With the rising domestic demand for petrochemicals, ONGC Petro additions (OPaL), a JV between ONGC, Gujarat State Petroleum Corporation and Gail at the Dahej SEZ, is working towards getting the domestic tariff area (DTA) access to gain from the lower tax regime now.
A DTA setup enables a company to set up manufacturing units that cater to the domestic market, while an SEZ unit is meant only for exports. Also fewer documentation and monitoring are required in DTA units compared to SEZ units.
"We began our business from the SEZ, but our exports are hardly 15 percent of total sales. We are now working towards getting access to the DTA so that we can serve the domestic market," OPal managing director Avinash Verma told reporters on the sidelines of a petrochemicals summit.
The move if achieved will also enable to company to gain from the new corporate tax regime, which will take care of the end of the very low tax benefits from the SEZ unit.

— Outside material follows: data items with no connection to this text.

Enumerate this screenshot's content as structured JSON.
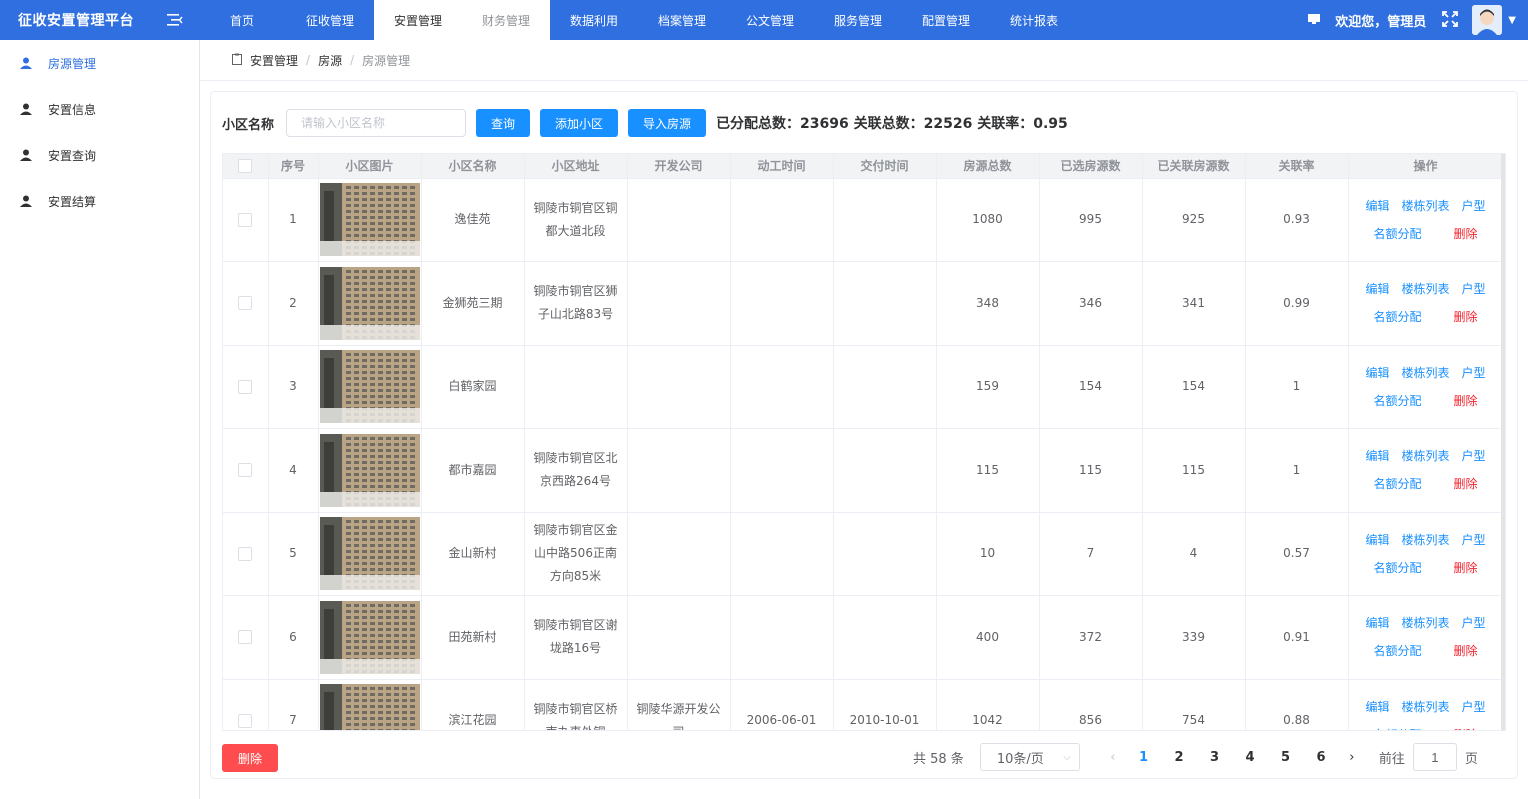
{
  "app": {
    "title": "征收安置管理平台"
  },
  "nav": [
    {
      "label": "首页",
      "state": ""
    },
    {
      "label": "征收管理",
      "state": ""
    },
    {
      "label": "安置管理",
      "state": "active"
    },
    {
      "label": "财务管理",
      "state": "light"
    },
    {
      "label": "数据利用",
      "state": ""
    },
    {
      "label": "档案管理",
      "state": ""
    },
    {
      "label": "公文管理",
      "state": ""
    },
    {
      "label": "服务管理",
      "state": ""
    },
    {
      "label": "配置管理",
      "state": ""
    },
    {
      "label": "统计报表",
      "state": ""
    }
  ],
  "header": {
    "welcome": "欢迎您，管理员"
  },
  "sidebar": {
    "items": [
      {
        "label": "房源管理",
        "active": true
      },
      {
        "label": "安置信息",
        "active": false
      },
      {
        "label": "安置查询",
        "active": false
      },
      {
        "label": "安置结算",
        "active": false
      }
    ]
  },
  "breadcrumb": {
    "items": [
      "安置管理",
      "房源"
    ],
    "current": "房源管理"
  },
  "search": {
    "label": "小区名称",
    "placeholder": "请输入小区名称",
    "query_btn": "查询",
    "add_btn": "添加小区",
    "import_btn": "导入房源"
  },
  "stats": {
    "text": "已分配总数：23696 关联总数：22526 关联率：0.95"
  },
  "table": {
    "columns": [
      "序号",
      "小区图片",
      "小区名称",
      "小区地址",
      "开发公司",
      "动工时间",
      "交付时间",
      "房源总数",
      "已选房源数",
      "已关联房源数",
      "关联率",
      "操作"
    ],
    "rows": [
      {
        "no": "1",
        "name": "逸佳苑",
        "address": "铜陵市铜官区铜都大道北段",
        "developer": "",
        "start": "",
        "delivery": "",
        "total": "1080",
        "selected": "995",
        "linked": "925",
        "rate": "0.93"
      },
      {
        "no": "2",
        "name": "金狮苑三期",
        "address": "铜陵市铜官区狮子山北路83号",
        "developer": "",
        "start": "",
        "delivery": "",
        "total": "348",
        "selected": "346",
        "linked": "341",
        "rate": "0.99"
      },
      {
        "no": "3",
        "name": "白鹤家园",
        "address": "",
        "developer": "",
        "start": "",
        "delivery": "",
        "total": "159",
        "selected": "154",
        "linked": "154",
        "rate": "1"
      },
      {
        "no": "4",
        "name": "都市嘉园",
        "address": "铜陵市铜官区北京西路264号",
        "developer": "",
        "start": "",
        "delivery": "",
        "total": "115",
        "selected": "115",
        "linked": "115",
        "rate": "1"
      },
      {
        "no": "5",
        "name": "金山新村",
        "address": "铜陵市铜官区金山中路506正南方向85米",
        "developer": "",
        "start": "",
        "delivery": "",
        "total": "10",
        "selected": "7",
        "linked": "4",
        "rate": "0.57"
      },
      {
        "no": "6",
        "name": "田苑新村",
        "address": "铜陵市铜官区谢垅路16号",
        "developer": "",
        "start": "",
        "delivery": "",
        "total": "400",
        "selected": "372",
        "linked": "339",
        "rate": "0.91"
      },
      {
        "no": "7",
        "name": "滨江花园",
        "address": "铜陵市铜官区桥南办事处铜",
        "developer": "铜陵华源开发公司",
        "start": "2006-06-01",
        "delivery": "2010-10-01",
        "total": "1042",
        "selected": "856",
        "linked": "754",
        "rate": "0.88"
      }
    ],
    "ops": {
      "edit": "编辑",
      "building": "楼栋列表",
      "type": "户型",
      "quota": "名额分配",
      "delete": "删除"
    }
  },
  "footer": {
    "delete_btn": "删除",
    "total": "共 58 条",
    "page_size": "10条/页",
    "pages": [
      "1",
      "2",
      "3",
      "4",
      "5",
      "6"
    ],
    "current_page": "1",
    "goto_label": "前往",
    "goto_value": "1",
    "page_suffix": "页"
  },
  "colors": {
    "primary": "#2f6fe0",
    "button": "#1890ff",
    "danger": "#ff4d4f"
  }
}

He further said the process may take another six months as it will need to get certain approvals from various agencies and stakeholders.
When asked if the company is looking at strategic partnerships with international firms, Verma said, "we are evaluating that options as well."
According to reports, ONGC had held talks with Saudi Arabian firms like Saudi Basic Industries Corp (Sabic) and Saudi Aramco for selling stake in the petrochemical unit.
Verma further said the unit, which is operating at 95 percent capacity currently will achieve 100 percent very soon.